Herbert answered. He made the birdie he needed to push the margin back out, and two holes later at the par-5 12th he birdied again while Garcia could only make par. The swing in momentum was decisive. Herbert navigated a brief rain delay with two holes remaining and finished his round of 69 for a four-shot victory that felt more comfortable by the end than the Sunday leaderboard had ever promised.
Key Storylines
A First LIV Title, Earned the Hard Way
Herbert joined LIV Golf in 2024 as part of Cameron Smith's Ripper GC team, bringing a résumé that included wins on the DP World Tour and a PGA Tour title at the 2021 Bermuda Championship. He had been competitive without converting in his time on the circuit, and the Virginia win felt overdue in the way that first wins for established players often do. Doing it wire-to-wire while physically fighting through illness gave the result an additional layer of substance that a comfortable clean win wouldn't have carried.
Garcia's Elite Week Goes Unrewarded
There was no shortage of performance to admire from Sergio Garcia. The 46-year-old Spaniard led the field in Strokes Gained: Putting for the week — over seven strokes gained against the field with the flat stick — and also ranked fifth off the tee. His rounds of 66-67-65-70 represented one of the more complete individual weeks of his 2026 LIV season, and on another week it would have been a winning performance. Herbert simply played better. Garcia settled for second at 20-under and moved up the individual standings as a result.
Herbert Books a U.S. Open Berth
Beyond the trophy and the $4 million first-place check, Herbert's win carried a consequence that mattered as much as any result of the week: he earned an exemption into the U.S. Open at Shinnecock Hills. It would be his first U.S. Open appearance in three years, and his form going in — a wire-to-wire 24-under victory in his most recent start — makes him one of the more intriguing names on any future major leaderboard.
4Aces GC Win the Team Competition in a Playoff
The team competition produced its own drama. Dustin Johnson's 4Aces GC and Sergio Garcia's Fireballs GC both finished regulation at 49-under, forcing a playoff on the 18th hole. Neither captain competed — Johnson sent Anthony Kim and Thomas Detry, while Garcia went with the younger tandem of Josele Ballester and David Puig. Kim had shot an extraordinary 62 on Sunday to pull 4Aces level, and the team's playoff pair made par on 18 to win when Puig made bogey. It was 4Aces' third team title of the 2026 season and moved them to the top of the team standings.
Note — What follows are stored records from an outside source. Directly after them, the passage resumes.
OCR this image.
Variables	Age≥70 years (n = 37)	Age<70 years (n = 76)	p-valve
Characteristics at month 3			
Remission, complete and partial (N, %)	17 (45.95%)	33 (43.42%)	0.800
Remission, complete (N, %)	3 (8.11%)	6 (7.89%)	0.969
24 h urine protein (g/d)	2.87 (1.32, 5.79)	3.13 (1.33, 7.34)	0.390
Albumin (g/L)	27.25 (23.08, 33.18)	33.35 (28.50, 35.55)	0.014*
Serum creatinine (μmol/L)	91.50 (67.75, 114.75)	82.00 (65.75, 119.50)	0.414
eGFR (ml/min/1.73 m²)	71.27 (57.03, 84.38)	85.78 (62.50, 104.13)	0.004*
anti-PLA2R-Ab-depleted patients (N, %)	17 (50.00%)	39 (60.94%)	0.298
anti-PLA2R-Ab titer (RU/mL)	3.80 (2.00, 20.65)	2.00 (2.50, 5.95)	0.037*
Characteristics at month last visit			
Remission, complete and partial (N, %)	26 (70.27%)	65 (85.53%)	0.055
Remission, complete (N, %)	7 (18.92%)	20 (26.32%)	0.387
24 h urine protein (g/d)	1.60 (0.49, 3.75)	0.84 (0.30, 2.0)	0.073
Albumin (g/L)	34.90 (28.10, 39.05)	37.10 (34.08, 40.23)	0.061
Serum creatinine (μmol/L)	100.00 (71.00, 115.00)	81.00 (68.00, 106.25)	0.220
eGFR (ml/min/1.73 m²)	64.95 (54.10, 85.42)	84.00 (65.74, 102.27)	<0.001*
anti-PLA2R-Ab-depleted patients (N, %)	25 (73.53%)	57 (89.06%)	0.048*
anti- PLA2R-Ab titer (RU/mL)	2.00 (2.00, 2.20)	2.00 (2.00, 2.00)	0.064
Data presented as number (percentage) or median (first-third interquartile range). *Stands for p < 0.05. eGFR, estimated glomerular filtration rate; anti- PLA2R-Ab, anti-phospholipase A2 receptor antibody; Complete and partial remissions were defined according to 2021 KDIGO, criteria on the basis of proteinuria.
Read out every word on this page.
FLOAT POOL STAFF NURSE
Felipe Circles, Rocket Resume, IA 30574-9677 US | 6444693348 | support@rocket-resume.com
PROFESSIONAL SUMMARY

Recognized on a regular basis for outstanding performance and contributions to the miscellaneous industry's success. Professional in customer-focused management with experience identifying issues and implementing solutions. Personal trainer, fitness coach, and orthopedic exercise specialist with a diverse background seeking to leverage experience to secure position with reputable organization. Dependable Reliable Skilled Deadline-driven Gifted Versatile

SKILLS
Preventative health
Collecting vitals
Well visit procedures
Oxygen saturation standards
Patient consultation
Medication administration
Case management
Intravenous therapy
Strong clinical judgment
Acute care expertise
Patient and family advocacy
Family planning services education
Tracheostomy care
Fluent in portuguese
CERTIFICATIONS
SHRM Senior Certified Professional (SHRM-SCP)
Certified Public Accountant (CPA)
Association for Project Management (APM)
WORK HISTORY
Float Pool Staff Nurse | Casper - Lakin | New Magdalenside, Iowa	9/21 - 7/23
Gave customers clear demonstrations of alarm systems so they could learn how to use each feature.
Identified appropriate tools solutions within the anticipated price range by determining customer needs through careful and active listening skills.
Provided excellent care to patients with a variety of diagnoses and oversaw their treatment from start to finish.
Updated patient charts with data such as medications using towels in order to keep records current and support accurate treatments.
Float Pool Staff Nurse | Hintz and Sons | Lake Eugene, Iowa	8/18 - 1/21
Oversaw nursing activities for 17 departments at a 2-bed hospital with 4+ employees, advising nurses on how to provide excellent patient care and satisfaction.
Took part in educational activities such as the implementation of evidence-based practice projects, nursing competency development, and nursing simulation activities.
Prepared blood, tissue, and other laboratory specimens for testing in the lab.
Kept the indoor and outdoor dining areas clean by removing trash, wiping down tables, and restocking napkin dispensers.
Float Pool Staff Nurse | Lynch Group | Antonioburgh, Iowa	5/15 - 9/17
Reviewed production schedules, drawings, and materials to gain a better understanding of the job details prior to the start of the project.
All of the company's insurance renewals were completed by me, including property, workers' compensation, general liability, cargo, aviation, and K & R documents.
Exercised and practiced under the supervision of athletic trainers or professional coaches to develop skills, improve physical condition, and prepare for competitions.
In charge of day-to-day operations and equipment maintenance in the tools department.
The subplot here was Kim. The 62 he carded on Sunday — bogey-free, 10-under — was an extraordinary number and kept 4Aces' title run alive when it looked like it might slip away. His 2026 season, following the comeback win at Adelaide earlier in the year, has been one of the more compelling storylines in professional golf.
Final Thoughts
The MAADEN LIV Golf Virginia gave the circuit a wire-to-wire champion who spent the week fighting the flu, a veteran runner-up who played his best golf of the year and still came up four short, and a team playoff that needed Anthony Kim shooting 62 just to keep the title race alive. Herbert's win was the kind of performance that earns the respect of the locker room — not flashy, not lucky, just relentlessly good over four days against a field that had every opportunity to chase him down. The U.S. Open field got a serious contender. LIV Golf got its story of the week.